Supports Multiple Destination
Pay only for the amount of data transmitted through the service. There is no minimum fees or upfront commitments.
Kinesis Firehose buffers incoming stream for certain period or based on the amount of data buffered. If any one of the feature fulfills it will stream data to destination
Its provides high level of data security. Firehose also have an option to encrypt the data automatically before moving data to destination.
Buffer size and Buffer Interval
Firehose buffers incoming stream before driving to destination for certain period of time. Buffer size is in MBs and Interval in seconds.
Choose Buffer size (1 – 128 MBs) and Buffer Interval (60 – 900 seconds) based on data delivery to Amazon S3.
Data Compression reduces the number of bits needed to store same amount of data. Three compression formats supported are GZIP, ZIP and SNAPPY or choose no data compression.
Choose Encrypt data or no encryption with a key from AWS Key Management Service.
What Kinesis Firehose made simpler??
Kinesis does not process or interrupt the raw data, you need to simply create a stream and writes data record to it.
- The compression of data (client-side) and encryption (server-side) appear based on request, and then data is driven into specified bucket
- Control Buffer size and Buffer interval for stream
- Add delimiter to isolate record sets
Steps to Create a Delivery Stream
- Select Destination of stream as Amazon S3 or Redshift based on requirements
- Provide Delivery Stream name
- Select bucket name from the list
- Create Kinesis Firehose IAM role
Configure buffer and compression options.

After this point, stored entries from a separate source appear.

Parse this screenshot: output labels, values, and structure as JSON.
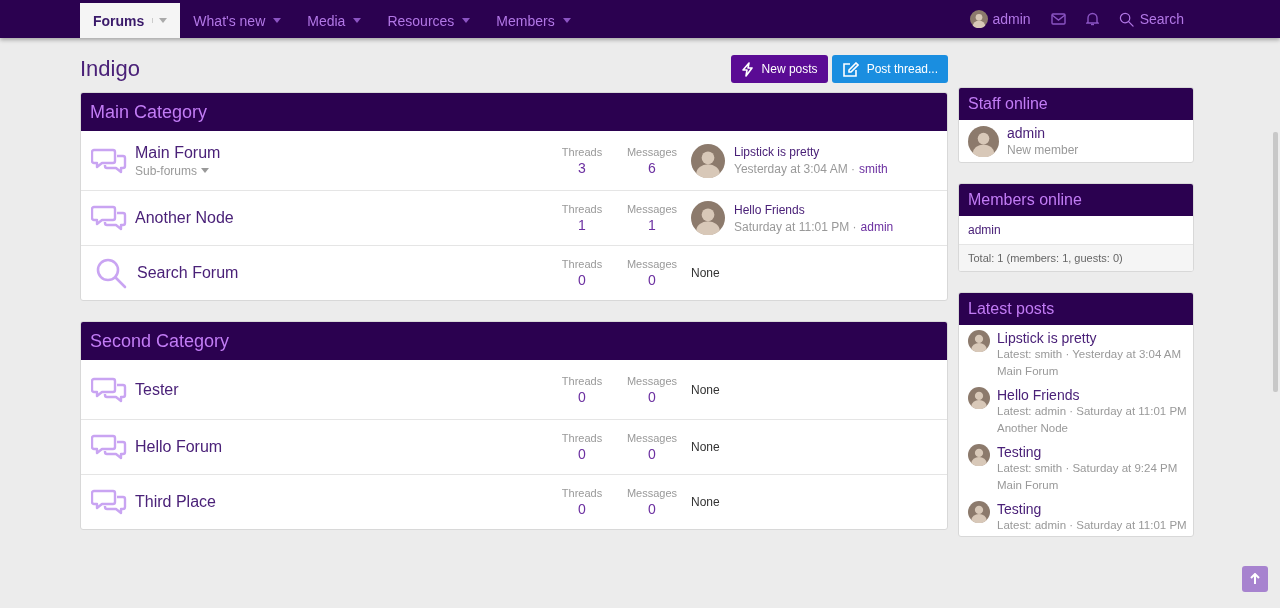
{
  "nav": {
    "items": [
      {
        "label": "Forums",
        "selected": true
      },
      {
        "label": "What's new",
        "selected": false
      },
      {
        "label": "Media",
        "selected": false
      },
      {
        "label": "Resources",
        "selected": false
      },
      {
        "label": "Members",
        "selected": false
      }
    ],
    "user": "admin",
    "search": "Search"
  },
  "page_title": "Indigo",
  "actions": [
    {
      "kind": "new_posts",
      "label": "New posts"
    },
    {
      "kind": "post_thread",
      "label": "Post thread..."
    }
  ],
  "categories": [
    {
      "title": "Main Category",
      "nodes": [
        {
          "kind": "forum",
          "title": "Main Forum",
          "subforums": "Sub-forums",
          "stats": [
            {
              "label": "Threads",
              "value": "3"
            },
            {
              "label": "Messages",
              "value": "6"
            }
          ],
          "latest": {
            "title": "Lipstick is pretty",
            "time": "Yesterday at 3:04 AM",
            "sep": "·",
            "user": "smith"
          }
        },
        {
          "kind": "forum",
          "title": "Another Node",
          "stats": [
            {
              "label": "Threads",
              "value": "1"
            },
            {
              "label": "Messages",
              "value": "1"
            }
          ],
          "latest": {
            "title": "Hello Friends",
            "time": "Saturday at 11:01 PM",
            "sep": "·",
            "user": "admin"
          }
        },
        {
          "kind": "search",
          "title": "Search Forum",
          "stats": [
            {
              "label": "Threads",
              "value": "0"
            },
            {
              "label": "Messages",
              "value": "0"
            }
          ],
          "none": "None"
        }
      ]
    },
    {
      "title": "Second Category",
      "nodes": [
        {
          "kind": "forum",
          "title": "Tester",
          "stats": [
            {
              "label": "Threads",
              "value": "0"
            },
            {
              "label": "Messages",
              "value": "0"
            }
          ],
          "none": "None"
        },
        {
          "kind": "forum",
          "title": "Hello Forum",
          "stats": [
            {
              "label": "Threads",
              "value": "0"
            },
            {
              "label": "Messages",
              "value": "0"
            }
          ],
          "none": "None"
        },
        {
          "kind": "forum",
          "title": "Third Place",
          "stats": [
            {
              "label": "Threads",
              "value": "0"
            },
            {
              "label": "Messages",
              "value": "0"
            }
          ],
          "none": "None"
        }
      ]
    }
  ],
  "sidebar": {
    "staff_online": {
      "title": "Staff online",
      "members": [
        {
          "name": "admin",
          "role": "New member"
        }
      ]
    },
    "members_online": {
      "title": "Members online",
      "members": [
        "admin"
      ],
      "total": "Total: 1 (members: 1, guests: 0)"
    },
    "latest_posts": {
      "title": "Latest posts",
      "posts": [
        {
          "title": "Lipstick is pretty",
          "meta": "Latest: smith · Yesterday at 3:04 AM",
          "forum": "Main Forum"
        },
        {
          "title": "Hello Friends",
          "meta": "Latest: admin · Saturday at 11:01 PM",
          "forum": "Another Node"
        },
        {
          "title": "Testing",
          "meta": "Latest: smith · Saturday at 9:24 PM",
          "forum": "Main Forum"
        },
        {
          "title": "Testing",
          "meta": "Latest: admin · Saturday at 11:01 PM"
        }
      ]
    }
  }
}
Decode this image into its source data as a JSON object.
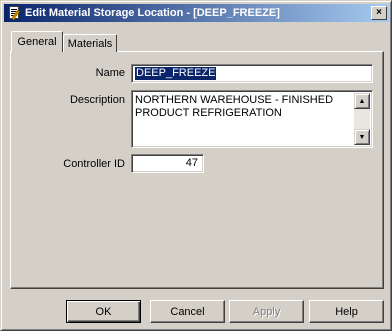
{
  "window": {
    "title": "Edit Material Storage Location - [DEEP_FREEZE]",
    "title_icon": "edit-document-icon",
    "close_glyph": "×"
  },
  "tabs": [
    {
      "label": "General",
      "active": true
    },
    {
      "label": "Materials",
      "active": false
    }
  ],
  "form": {
    "name_label": "Name",
    "name_value": "DEEP_FREEZE",
    "description_label": "Description",
    "description_value": "NORTHERN WAREHOUSE - FINISHED\nPRODUCT REFRIGERATION",
    "controller_id_label": "Controller ID",
    "controller_id_value": "47"
  },
  "buttons": {
    "ok": "OK",
    "cancel": "Cancel",
    "apply": "Apply",
    "help": "Help"
  },
  "colors": {
    "titlebar_start": "#0a246a",
    "titlebar_end": "#a6caf0",
    "face": "#d4d0c8",
    "selection": "#0a246a"
  }
}
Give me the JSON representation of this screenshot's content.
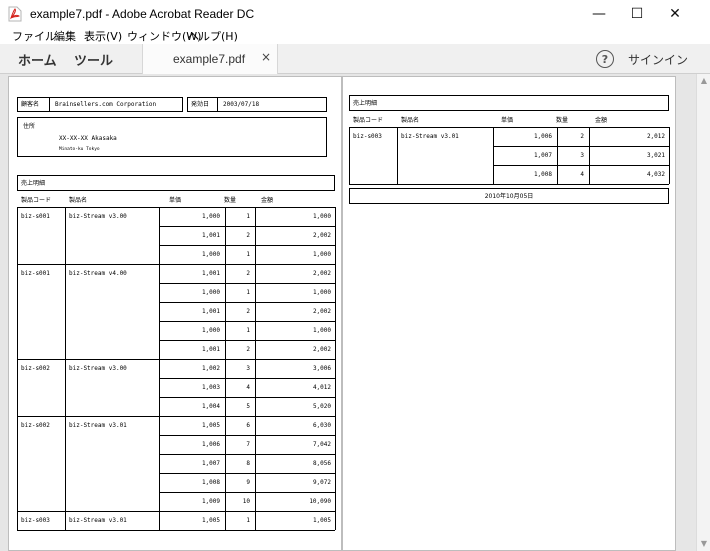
{
  "window": {
    "title": "example7.pdf - Adobe Acrobat Reader DC",
    "min_glyph": "—",
    "max_glyph": "☐",
    "close_glyph": "✕"
  },
  "menu": [
    "ファイル",
    "編集",
    "表示(V)",
    "ウィンドウ(W)",
    "ヘルプ(H)"
  ],
  "toolbar": {
    "home": "ホーム",
    "tools": "ツール",
    "tab_label": "example7.pdf",
    "tab_close": "×",
    "help": "?",
    "sign_in": "サインイン"
  },
  "page1": {
    "customer_label": "顧客名",
    "customer_value": "Brainsellers.com Corporation",
    "date_label": "発効日",
    "date_value": "2003/07/18",
    "address_label": "住所",
    "address_line1": "XX-XX-XX Akasaka",
    "address_line2": "Minato-ku Tokyo",
    "section_title": "売上明細",
    "headers": [
      "製品コード",
      "製品名",
      "単価",
      "数量",
      "金額"
    ],
    "groups": [
      {
        "code": "biz-s001",
        "name": "biz-Stream v3.00",
        "rows": [
          [
            "1,000",
            "1",
            "1,000"
          ],
          [
            "1,001",
            "2",
            "2,002"
          ],
          [
            "1,000",
            "1",
            "1,000"
          ]
        ]
      },
      {
        "code": "biz-s001",
        "name": "biz-Stream v4.00",
        "rows": [
          [
            "1,001",
            "2",
            "2,002"
          ],
          [
            "1,000",
            "1",
            "1,000"
          ],
          [
            "1,001",
            "2",
            "2,002"
          ],
          [
            "1,000",
            "1",
            "1,000"
          ],
          [
            "1,001",
            "2",
            "2,002"
          ]
        ]
      },
      {
        "code": "biz-s002",
        "name": "biz-Stream v3.00",
        "rows": [
          [
            "1,002",
            "3",
            "3,006"
          ],
          [
            "1,003",
            "4",
            "4,012"
          ],
          [
            "1,004",
            "5",
            "5,020"
          ]
        ]
      },
      {
        "code": "biz-s002",
        "name": "biz-Stream v3.01",
        "rows": [
          [
            "1,005",
            "6",
            "6,030"
          ],
          [
            "1,006",
            "7",
            "7,042"
          ],
          [
            "1,007",
            "8",
            "8,056"
          ],
          [
            "1,008",
            "9",
            "9,072"
          ],
          [
            "1,009",
            "10",
            "10,090"
          ]
        ]
      },
      {
        "code": "biz-s003",
        "name": "biz-Stream v3.01",
        "rows": [
          [
            "1,005",
            "1",
            "1,005"
          ]
        ]
      }
    ]
  },
  "page2": {
    "section_title": "売上明細",
    "headers": [
      "製品コード",
      "製品名",
      "単価",
      "数量",
      "金額"
    ],
    "groups": [
      {
        "code": "biz-s003",
        "name": "biz-Stream v3.01",
        "rows": [
          [
            "1,006",
            "2",
            "2,012"
          ],
          [
            "1,007",
            "3",
            "3,021"
          ],
          [
            "1,008",
            "4",
            "4,032"
          ]
        ]
      }
    ],
    "footer_date": "2010年10月05日"
  }
}
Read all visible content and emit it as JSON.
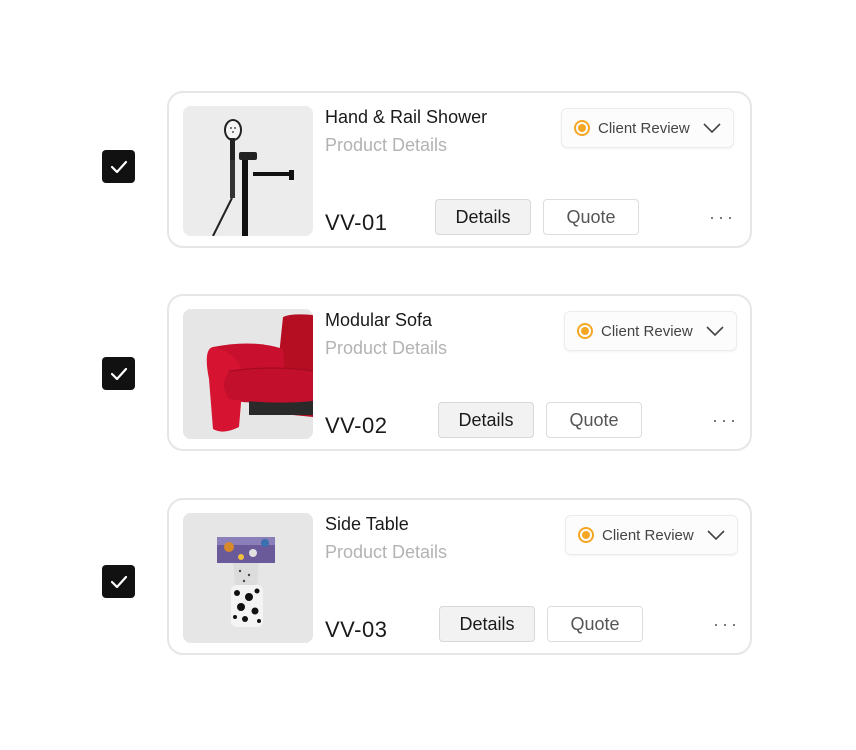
{
  "items": [
    {
      "title": "Hand & Rail Shower",
      "subtitle": "Product Details",
      "code": "VV-01",
      "status": "Client Review",
      "details_label": "Details",
      "quote_label": "Quote",
      "more_label": "···",
      "checked": true
    },
    {
      "title": "Modular Sofa",
      "subtitle": "Product Details",
      "code": "VV-02",
      "status": "Client Review",
      "details_label": "Details",
      "quote_label": "Quote",
      "more_label": "···",
      "checked": true
    },
    {
      "title": "Side Table",
      "subtitle": "Product Details",
      "code": "VV-03",
      "status": "Client Review",
      "details_label": "Details",
      "quote_label": "Quote",
      "more_label": "···",
      "checked": true
    }
  ],
  "colors": {
    "status_accent": "#f5a623",
    "checkbox": "#111111",
    "card_border": "#e6e6e6",
    "sofa_red": "#c8102e"
  },
  "icons": {
    "checkbox": "checkmark-icon",
    "status": "status-dot-icon",
    "dropdown": "chevron-down-icon",
    "more": "more-horizontal-icon"
  }
}
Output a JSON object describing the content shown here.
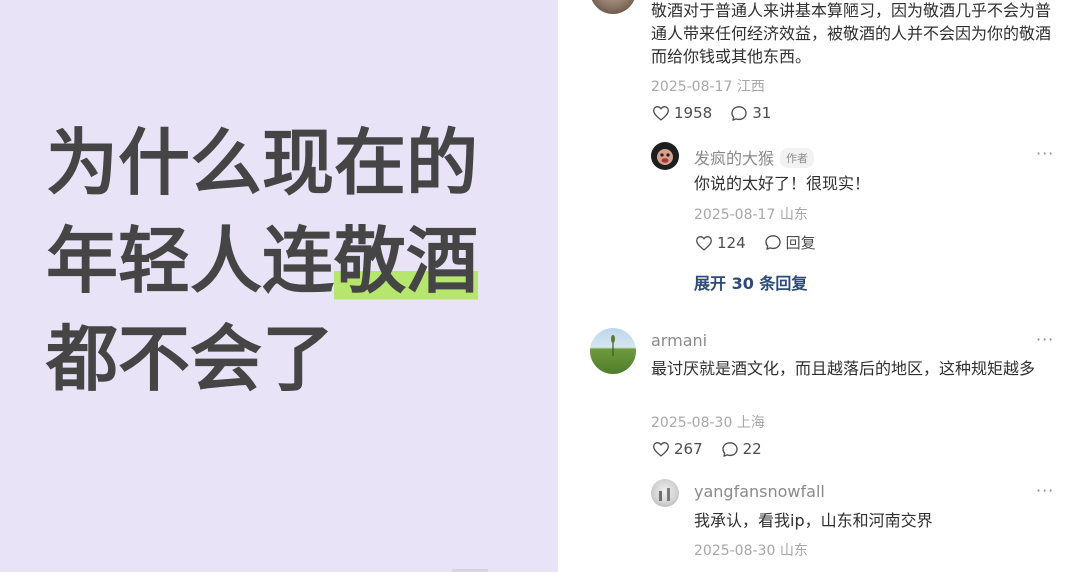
{
  "cover": {
    "title_line1": "为什么现在的",
    "title_line2_plain": "年轻人连",
    "title_line2_highlight": "敬酒",
    "title_line3": "都不会了",
    "highlight_color": "#b6e66e",
    "background_color": "#e8e3f6"
  },
  "comments": {
    "c1": {
      "text": "敬酒对于普通人来讲基本算陋习，因为敬酒几乎不会为普通人带来任何经济效益，被敬酒的人并不会因为你的敬酒而给你钱或其他东西。",
      "date": "2025-08-17",
      "location": "江西",
      "likes": "1958",
      "replies": "31",
      "reply": {
        "user": "发疯的大猴",
        "tag": "作者",
        "text": "你说的太好了！很现实！",
        "date": "2025-08-17",
        "location": "山东",
        "likes": "124",
        "reply_label": "回复"
      },
      "expand_label": "展开 30 条回复"
    },
    "c2": {
      "user": "armani",
      "text": "最讨厌就是酒文化，而且越落后的地区，这种规矩越多",
      "date": "2025-08-30",
      "location": "上海",
      "likes": "267",
      "replies": "22",
      "reply": {
        "user": "yangfansnowfall",
        "text": "我承认，看我ip，山东和河南交界",
        "date": "2025-08-30",
        "location": "山东"
      }
    },
    "more_label": "···"
  }
}
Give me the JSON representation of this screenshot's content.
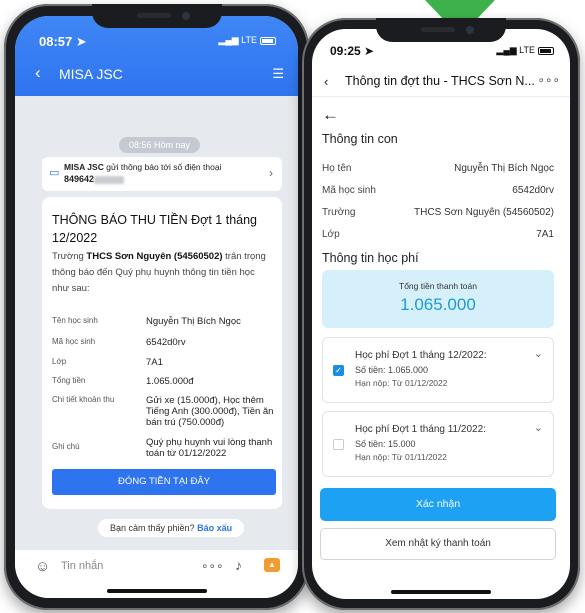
{
  "left_phone": {
    "status_time": "08:57",
    "status_network": "LTE",
    "header_title": "MISA JSC",
    "time_chip": "08:56 Hôm nay",
    "notice": {
      "sender": "MISA JSC",
      "text": "gửi thông báo tới số điện thoại",
      "phone": "849642"
    },
    "message": {
      "title": "THÔNG BÁO THU TIỀN Đợt 1 tháng 12/2022",
      "intro_prefix": "Trường ",
      "intro_school": "THCS Sơn Nguyên (54560502)",
      "intro_suffix": " trân trọng thông báo đến Quý phụ huynh thông tin tiền học như sau:",
      "rows": [
        {
          "label": "Tên học sinh",
          "value": "Nguyễn Thị Bích Ngọc"
        },
        {
          "label": "Mã học sinh",
          "value": "6542d0rv"
        },
        {
          "label": "Lớp",
          "value": "7A1"
        },
        {
          "label": "Tổng tiền",
          "value": "1.065.000đ"
        },
        {
          "label": "Chi tiết khoản thu",
          "value": "Gửi xe (15.000đ), Học thêm Tiếng Anh (300.000đ), Tiền ăn bán trú (750.000đ)"
        },
        {
          "label": "Ghi chú",
          "value": "Quý phụ huynh vui lòng thanh toán từ 01/12/2022"
        }
      ],
      "pay_button": "ĐÓNG TIỀN TẠI ĐÂY"
    },
    "feedback_text": "Bạn cảm thấy phiền?",
    "feedback_link": "Báo xấu",
    "input_placeholder": "Tin nhắn"
  },
  "right_phone": {
    "status_time": "09:25",
    "status_network": "LTE",
    "nav_title": "Thông tin đợt thu - THCS Sơn N...",
    "section_student": "Thông tin con",
    "student_rows": [
      {
        "label": "Họ tên",
        "value": "Nguyễn Thị Bích Ngọc"
      },
      {
        "label": "Mã học sinh",
        "value": "6542d0rv"
      },
      {
        "label": "Trường",
        "value": "THCS Sơn Nguyên (54560502)"
      },
      {
        "label": "Lớp",
        "value": "7A1"
      }
    ],
    "section_fee": "Thông tin học phí",
    "total_label": "Tổng tiền thanh toán",
    "total_value": "1.065.000",
    "fees": [
      {
        "title": "Học phí Đợt 1 tháng 12/2022:",
        "amount": "Số tiền: 1.065.000",
        "due": "Hạn nộp: Từ 01/12/2022",
        "checked": true
      },
      {
        "title": "Học phí Đợt 1 tháng 11/2022:",
        "amount": "Số tiền: 15.000",
        "due": "Hạn nộp: Từ 01/11/2022",
        "checked": false
      }
    ],
    "confirm_button": "Xác nhận",
    "history_button": "Xem nhật ký thanh toán"
  },
  "colors": {
    "zalo_blue": "#2f74ef",
    "accent_blue": "#1da1f2",
    "total_bg": "#d5f0fb",
    "total_text": "#1a9cd8",
    "deco_green": "#3eb24a"
  }
}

- Select Buffer Size in the range of 1 MB – 128 MB
- Select Buffer Interval between 60 – 900 seconds
- Select Data Compression format as you required or specify it as Uncompressed
In this blog, we saw what is Kinesis Firehose, what is the need of it, where to use Kinesis Firehose and how to configure it. In my next blog, we will see how we should use this firehose to get the analytics of an application logs.